Composite serial images of events at the Beirut Port at the time of the explosion (with written permission from the owner of the video footage by Nemeth Agoston on YouTube https://www.youtube/rlvnsecLRmM). A A small explosion at a quayside building in the port of Beirut was followed by a fire from multiple firework explosions. B Several minutes later, a very big blast happened which also caused a huge shockwave. B Yellowish bright spark light; C then red smoke ball; D, E growing ball over microseconds; F, G white cloud extend in all directions; H mushroom shape of the white cloud; I the blast shattering buildings. Half the explosive force radiated away almost harmlessly over the sea (west direction) and south wise the grain silo (arrow) dampened its effect tremendously leaving the northeastern part of the city to the full-blown effects. The red smoke visible before the shockwave is nitrogen dioxide, one of the chemicals produced when ammonium nitrate explodes. The white cloud during the main explosion is the shockwave making water in the air condense. Immediately behind the high-pressure shockwave, there is a sudden drop in pressure and temperature, leading to condensation of water in the air. The mushroom effect: the explosion produces a layer of hot gas that quickly rises. The air above blunts this hot gas as it tries to move upward, literally pushing it downward and forming the distinctive cap

Besides terrorist attacks, most explosions are caused by fire during storage or transportation. Several actions are necessary to prevent such disasters [23]: (1) storage away from housing facilities, fuel tanks, or fireworks facilities; (2) adoption of strict storage-safety measures supervised periodically by local authorities; (3) UN surveillance of production and distribution of AN under the Terrorism Prevention Act.

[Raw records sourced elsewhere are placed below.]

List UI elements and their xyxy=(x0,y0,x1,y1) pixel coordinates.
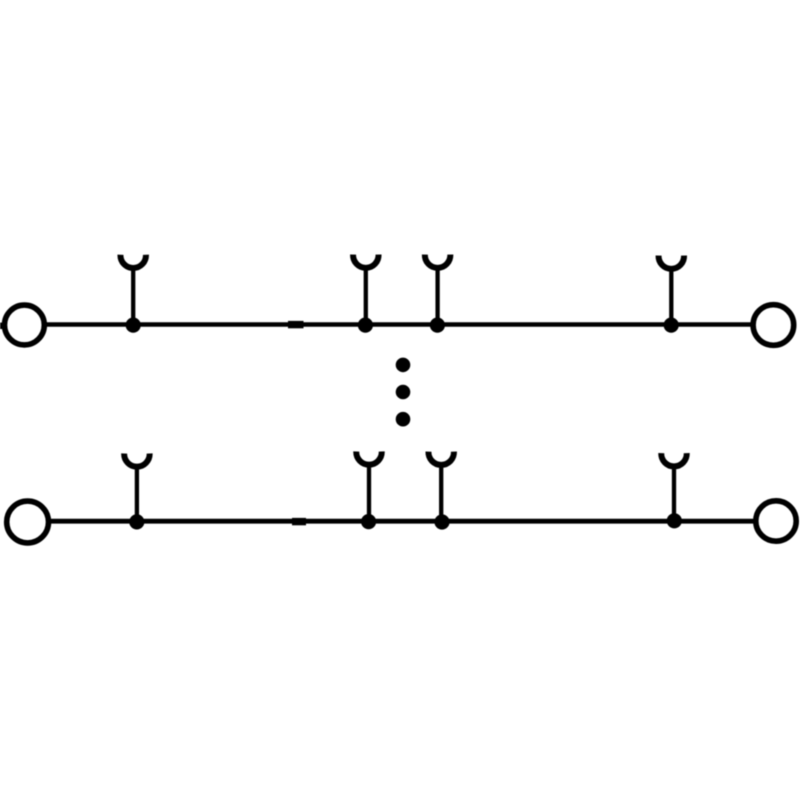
wire stub at left edge of top rail xyxy=(0,323,6,329)
junction dot 4 on top rail xyxy=(664,318,679,333)
tap 2 on bottom rail: socket fork symbol xyxy=(356,451,382,521)
junction dot 2 on bottom rail xyxy=(361,514,376,529)
bottom bus rail wire xyxy=(49,519,755,524)
top bus rail wire xyxy=(45,322,752,327)
wire overlap splice mark on bottom rail xyxy=(292,518,306,525)
continuation ellipsis dot 3 xyxy=(396,412,411,427)
terminal circle top-left xyxy=(5,305,45,345)
tap 3 on bottom rail: socket fork symbol xyxy=(428,452,454,521)
tap 1 on top rail: socket fork symbol xyxy=(120,255,146,325)
junction dot 1 on top rail xyxy=(126,318,141,333)
terminal circle bottom-right xyxy=(756,501,796,541)
terminal circle top-right xyxy=(753,305,794,346)
tap 4 on top rail: socket fork symbol xyxy=(659,256,685,325)
tap 1 on bottom rail: socket fork symbol xyxy=(124,453,150,521)
junction dot 1 on bottom rail xyxy=(129,514,144,529)
junction dot 3 on top rail xyxy=(430,318,445,333)
terminal circle bottom-left xyxy=(7,501,49,543)
junction dot 4 on bottom rail xyxy=(667,513,682,528)
continuation ellipsis dot 2 xyxy=(396,385,411,400)
junction dot 2 on top rail xyxy=(358,318,373,333)
junction dot 3 on bottom rail xyxy=(434,514,449,529)
tap 4 on bottom rail: socket fork symbol xyxy=(661,453,687,521)
continuation ellipsis dot 1 xyxy=(396,358,411,373)
tap 2 on top rail: socket fork symbol xyxy=(353,255,379,325)
wire overlap splice mark on top rail xyxy=(288,321,304,328)
tap 3 on top rail: socket fork symbol xyxy=(425,255,451,325)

Limitations of our study include its retrospective study design and the small number of patients. The latter is due the low percentage of patients returning for follow-up (13 out of 42 subjects were lost to follow-up)—partially explained by a large post-blast emigration wave. In addition, eye-injury patients with polytrauma and life-threatening conditions were treated at a general hospital; only patients with isolated ocular injuries were admitted to the 2 major eye specialty hospitals. Orbital and adnexal injuries were not included and nonsurgical traumas (superficial corneal trauma, hyphema, etc.) were not ascertained in the current study.

In conclusion, we found that the OTS also provides reliable prognostic information on patients who sustained explosion (ammonium nitrate) injuries and who then undergo complex visual rehabilitation including pars plana vitrectomy for the surgical removal of intraocular foreign bodies, repair of retinal detachment, corneal transplant, and phacoemulsification or lensectomy with intraocular lens implantation. OTS may offer the possibility of approximation of the functional result in these patients before the surgery, and it is also helpful when triaging is necessary in cases of mass casualties. Expulsive choroidal hemorrhage and NLP vision remain very poor prognostic signs. Explosions of AN fertilizer in storage, transportation, or terrorism are preventable accidents and should be closely monitored by a UN special agency.